Dye-sensitised solar cells (DSCs) possess promising features such as high performance under low-light conditions, cost-effectiveness, and adaptability in contrast to conventional silicon-based solar cells. Introducing a scattering layer has been reported to be one of the most effective and economical solutions for improving the efficiency of DSCs. In this regard, various one-dimensional nanostructures have been applied to DSCs to enhance its light scattering property and improve electron transport, thereby achieving a better lifetime. This study highlights the potential advantages of using the well-known electrospinning technique to synthesize various phases of TiO2 fibers that are effective scattering layers for achieving enhanced light harvesting through improved light scattering and dye anchoring.

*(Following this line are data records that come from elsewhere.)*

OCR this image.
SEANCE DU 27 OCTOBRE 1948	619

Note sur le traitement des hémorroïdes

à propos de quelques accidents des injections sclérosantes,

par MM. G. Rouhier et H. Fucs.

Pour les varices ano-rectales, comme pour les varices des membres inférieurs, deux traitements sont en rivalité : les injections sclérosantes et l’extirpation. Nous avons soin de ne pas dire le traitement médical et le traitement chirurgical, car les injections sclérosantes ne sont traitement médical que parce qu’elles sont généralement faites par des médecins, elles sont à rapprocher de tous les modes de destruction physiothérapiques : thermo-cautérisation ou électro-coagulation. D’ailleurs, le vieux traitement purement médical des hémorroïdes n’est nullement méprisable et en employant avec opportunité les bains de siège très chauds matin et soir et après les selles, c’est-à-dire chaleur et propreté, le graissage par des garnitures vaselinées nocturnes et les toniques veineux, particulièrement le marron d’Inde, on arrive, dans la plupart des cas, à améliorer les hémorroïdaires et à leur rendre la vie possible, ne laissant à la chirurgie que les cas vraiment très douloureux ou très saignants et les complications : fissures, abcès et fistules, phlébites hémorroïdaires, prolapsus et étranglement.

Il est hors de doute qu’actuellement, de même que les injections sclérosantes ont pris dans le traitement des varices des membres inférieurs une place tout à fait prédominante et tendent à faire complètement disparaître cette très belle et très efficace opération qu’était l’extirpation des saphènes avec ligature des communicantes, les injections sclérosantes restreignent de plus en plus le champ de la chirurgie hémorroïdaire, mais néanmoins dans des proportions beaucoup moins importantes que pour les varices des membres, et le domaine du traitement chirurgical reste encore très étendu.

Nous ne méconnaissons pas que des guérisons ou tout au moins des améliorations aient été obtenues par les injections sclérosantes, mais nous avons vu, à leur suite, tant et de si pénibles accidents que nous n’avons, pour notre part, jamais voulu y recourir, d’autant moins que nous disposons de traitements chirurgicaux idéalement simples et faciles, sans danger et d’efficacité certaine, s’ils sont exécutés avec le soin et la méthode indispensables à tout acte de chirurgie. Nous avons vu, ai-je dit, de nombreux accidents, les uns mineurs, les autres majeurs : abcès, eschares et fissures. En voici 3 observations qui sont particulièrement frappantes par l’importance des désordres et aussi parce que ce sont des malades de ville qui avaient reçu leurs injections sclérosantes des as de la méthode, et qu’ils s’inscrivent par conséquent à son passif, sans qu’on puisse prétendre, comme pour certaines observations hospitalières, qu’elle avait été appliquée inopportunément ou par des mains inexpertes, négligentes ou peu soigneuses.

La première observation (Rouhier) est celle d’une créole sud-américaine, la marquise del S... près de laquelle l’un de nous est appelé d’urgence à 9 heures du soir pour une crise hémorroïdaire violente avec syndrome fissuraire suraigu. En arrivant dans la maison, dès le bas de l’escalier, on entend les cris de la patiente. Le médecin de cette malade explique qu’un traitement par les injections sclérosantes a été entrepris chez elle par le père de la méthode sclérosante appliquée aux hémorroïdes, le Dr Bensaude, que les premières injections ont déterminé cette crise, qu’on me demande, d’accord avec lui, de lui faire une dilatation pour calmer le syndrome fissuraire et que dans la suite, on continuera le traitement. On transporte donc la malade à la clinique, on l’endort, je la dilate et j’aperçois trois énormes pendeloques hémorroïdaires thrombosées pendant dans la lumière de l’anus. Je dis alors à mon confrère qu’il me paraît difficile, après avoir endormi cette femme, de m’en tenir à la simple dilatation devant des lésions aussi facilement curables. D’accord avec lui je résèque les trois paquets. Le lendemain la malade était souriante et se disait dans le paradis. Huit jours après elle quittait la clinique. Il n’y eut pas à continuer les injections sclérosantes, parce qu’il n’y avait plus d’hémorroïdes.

It was observed that the scattering layer consisting of anatase phase TiO2 fibers enhanced the power conversion efficiency of nanoparticle-based devices by 60% (8.67% ± 0.58%) primarily owing to the combined effects of improved light harvesting through light scattering and enhanced dye anchoring. However, the rutile phase TiO2 fibers, as a scattering layer, increased the power conversion efficiency only by 45% (7.85% ± 0.47%). Additionally, perturbation techniques used to investigate the impact of the TiO2 fiber scattering layer on electron transfer dynamics revealed that the TiO2 fiber layer contributed to a long electron lifetime and facilitated rapid electron diffusion, thereby promoting efficient charge collection.